5.4. De conclusie is dat verweerder in strijd heeft gehandeld met het belang van een goede uitoefening van individuele gezondheidszorg zoals bedoeld in artikel 47, tweede lid, van de Wet op de beroepen in de individuele gezondheidszorg. De klacht is dan ook gegrond.

5.5. Het College acht de hierna te noemen maatregel passend, omdat het handelen van verweerder ernstig verwijtbaar is. Dit handelen zou, als verweerder ook in de toekomst tot dergelijk handelen zou overgaan, tot schade voor patiënten kunnen leiden. In de ernst van dat handelen ziet het College grond tot het opleggen van de maatregel van schorsing voor de duur van vijf maanden, waarvan vier voorwaardelijk.

5.6. Om redenen aan het algemeen belang ontleend zal deze beslissing, zodra zij onherroepelijk is, op de voet van artikel 71 van de Wet op de beroepen in de individuele gezondheidszorg bekend worden gemaakt op hierna te vermelden wijze.

6. De beslissing

Het Regionaal Tuchtcollege voor de Gezondheidszorg te Den Haag beslist als volgt:

schorst de inschrijving van verweerder in het BIG-register voor de duur van vijf maanden

en bepaalt dat deze schorsing voor de duur van vier maanden voorwaardelijk is en niet ten uitvoer zal kunnen worden gelegd, tenzij verweerder voor het einde van een proeftijd van twee jaren na het onherroepelijk worden van deze beslissing zich opnieuw schuldig maakt aan tuchtrechtelijk verwijtbaar gedrag,

bepaalt dat deze beslissing, zodra zij onherroepelijk is, in de Nederlandse Staatscourant zal worden bekendgemaakt en aan de tijdschriften Tijdschrift voor Ziekenverpleging, Nursing en V&VN Magazine ter bekendmaking zal worden aangeboden.

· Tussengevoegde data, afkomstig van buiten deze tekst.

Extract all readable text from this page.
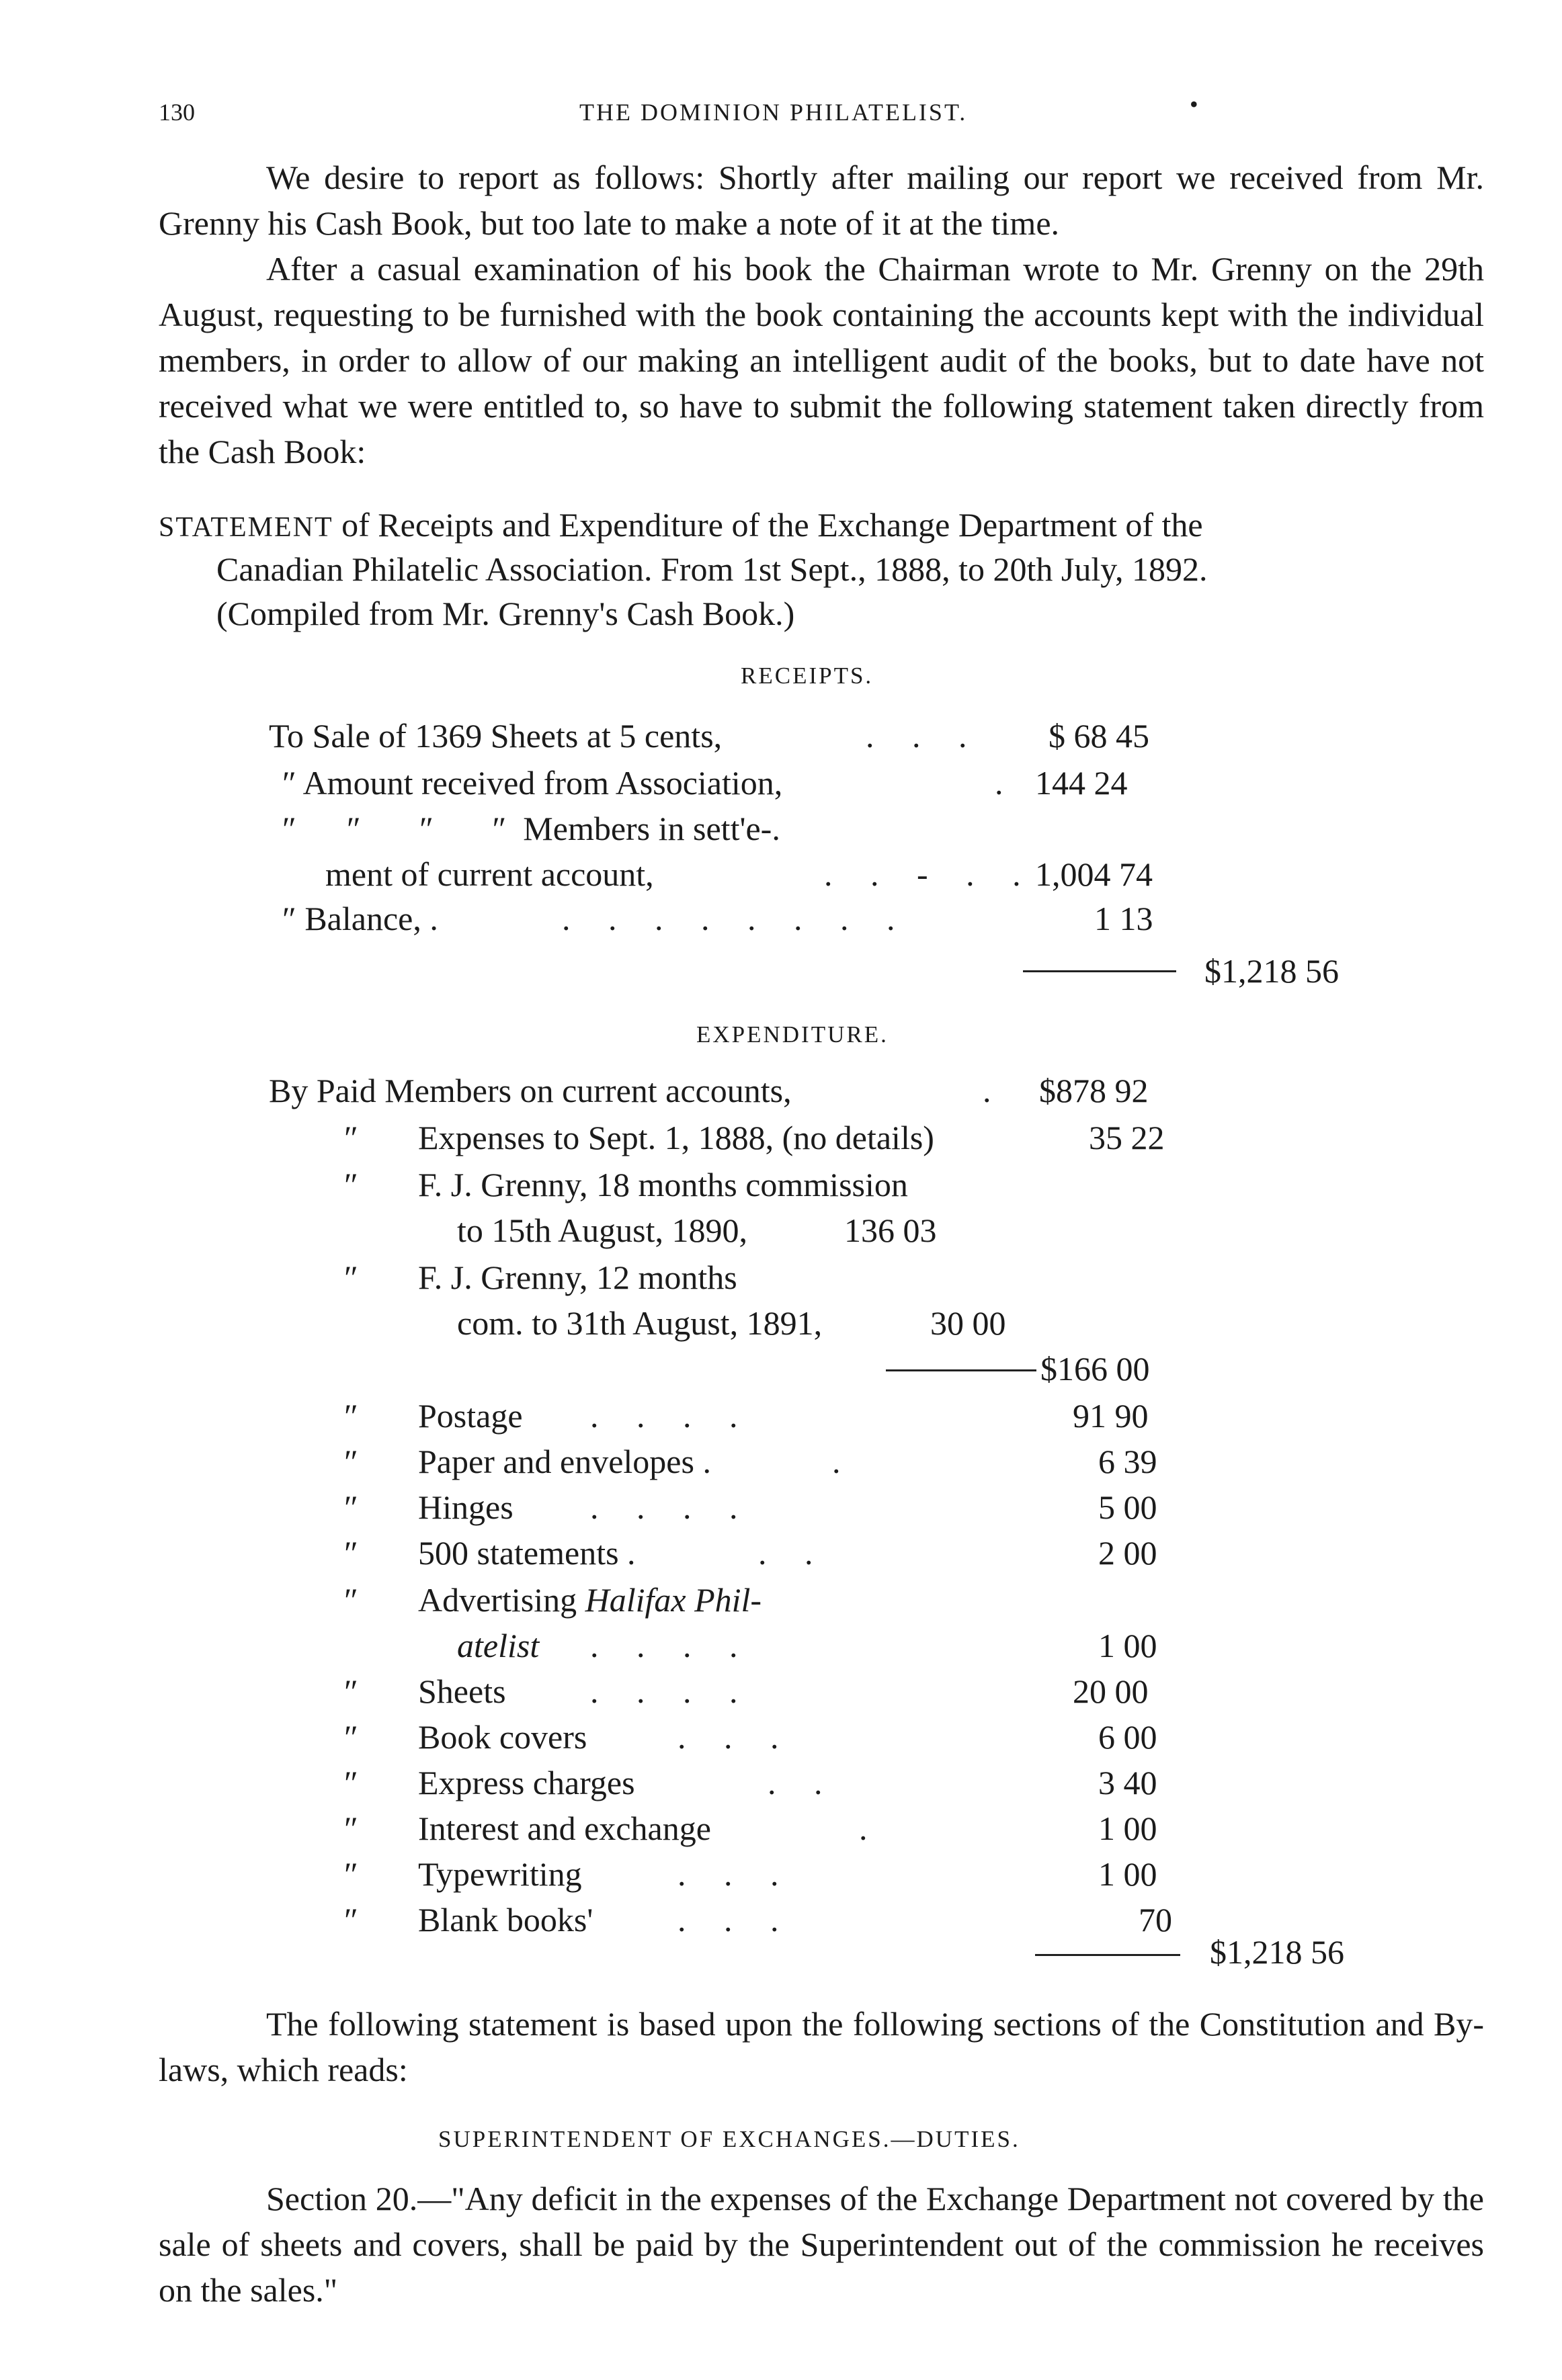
130	THE DOMINION PHILATELIST.	•

We desire to report as follows: Shortly after mailing our report we received from Mr. Grenny his Cash Book, but too late to make a note of it at the time.

After a casual examination of his book the Chairman wrote to Mr. Grenny on the 29th August, requesting to be furnished with the book containing the accounts kept with the individual members, in order to allow of our making an intelligent audit of the books, but to date have not received what we were entitled to, so have to submit the following statement taken directly from the Cash Book:

STATEMENT of Receipts and Expenditure of the Exchange Department of the
Canadian Philatelic Association. From 1st Sept., 1888, to 20th July, 1892.
(Compiled from Mr. Grenny's Cash Book.)
RECEIPTS.
To Sale of 1369 Sheets at 5 cents,	. . . $ 68 45
″ Amount received from Association,	. 144 24
″      ″       ″       ″  Members in sett'e-.
ment of current account,	. . - . . 1,004 74
″ Balance, .	. . . . . . . .	1 13
$1,218 56
EXPENDITURE.
By Paid Members on current accounts,	. $878 92
″ Expenses to Sept. 1, 1888, (no details)	35 22
″ F. J. Grenny, 18 months commission
to 15th August, 1890,	136 03
″ F. J. Grenny, 12 months
com. to 31th August, 1891,	30 00
$166 00
″ Postage . . . .	91 90
″ Paper and envelopes .	.	6 39
″ Hinges . . . .	5 00
″ 500 statements .	. .	2 00
″ Advertising Halifax Phil-
atelist . . . .	1 00
″ Sheets	. . . .	20 00
″ Book covers	. . .	6 00
″ Express charges	. .	3 40
″ Interest and exchange	.	1 00
″ Typewriting	. . .	1 00
″ Blank books'	. . .	70
$1,218 56

The following statement is based upon the following sections of the Constitution and By-laws, which reads:

SUPERINTENDENT OF EXCHANGES.—DUTIES.

Section 20.—"Any deficit in the expenses of the Exchange Department not covered by the sale of sheets and covers, shall be paid by the Superintendent out of the commission he receives on the sales."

Deze beslissing is gegeven door mr. J.S. Holtrop, voorzitter, mr. A.E.B. ter Heide, lid-jurist, I.M. Bonte, K.C. Timm-van Ruitenburg en E.M. Rozemeijer, leden-verpleegkundigen, bijgestaan door mr. E.M. Zandman, secretaris, en uitgesproken in het openbaar op 31 maart 2015.

voorzitter secretaris

Tegen deze beslissing kan binnen zes weken na de dag van verzending van het afschrift ervan schriftelijk hoger beroep worden ingesteld bij het Centrale Tuchtcollege voor de Gezond­heidszorg door:

a. de klager en/of klaagster, voor zover de klacht is afgewezen, of voor zover hij/zij niet-ontvankelijk is verklaard;

b. degene over wie is geklaagd;

c. de hoofdinspecteur of de regionale inspecteur van het Staatstoezicht op de volksgezondheid, wie de aangelegenheid uit hoofde van de hem toevertrouwde belangen aangaat.

Het tot het Centrale Tuchtcollege voor de Gezondheidszorg gerichte beroep­schrift wordt ingezon­den bij de secretaris van het Regionaal Tuchtcolle­ge voor de Gezondheidszorg te

Den Haag, door wie het binnen de beroepstermijn moet zijn ontvangen.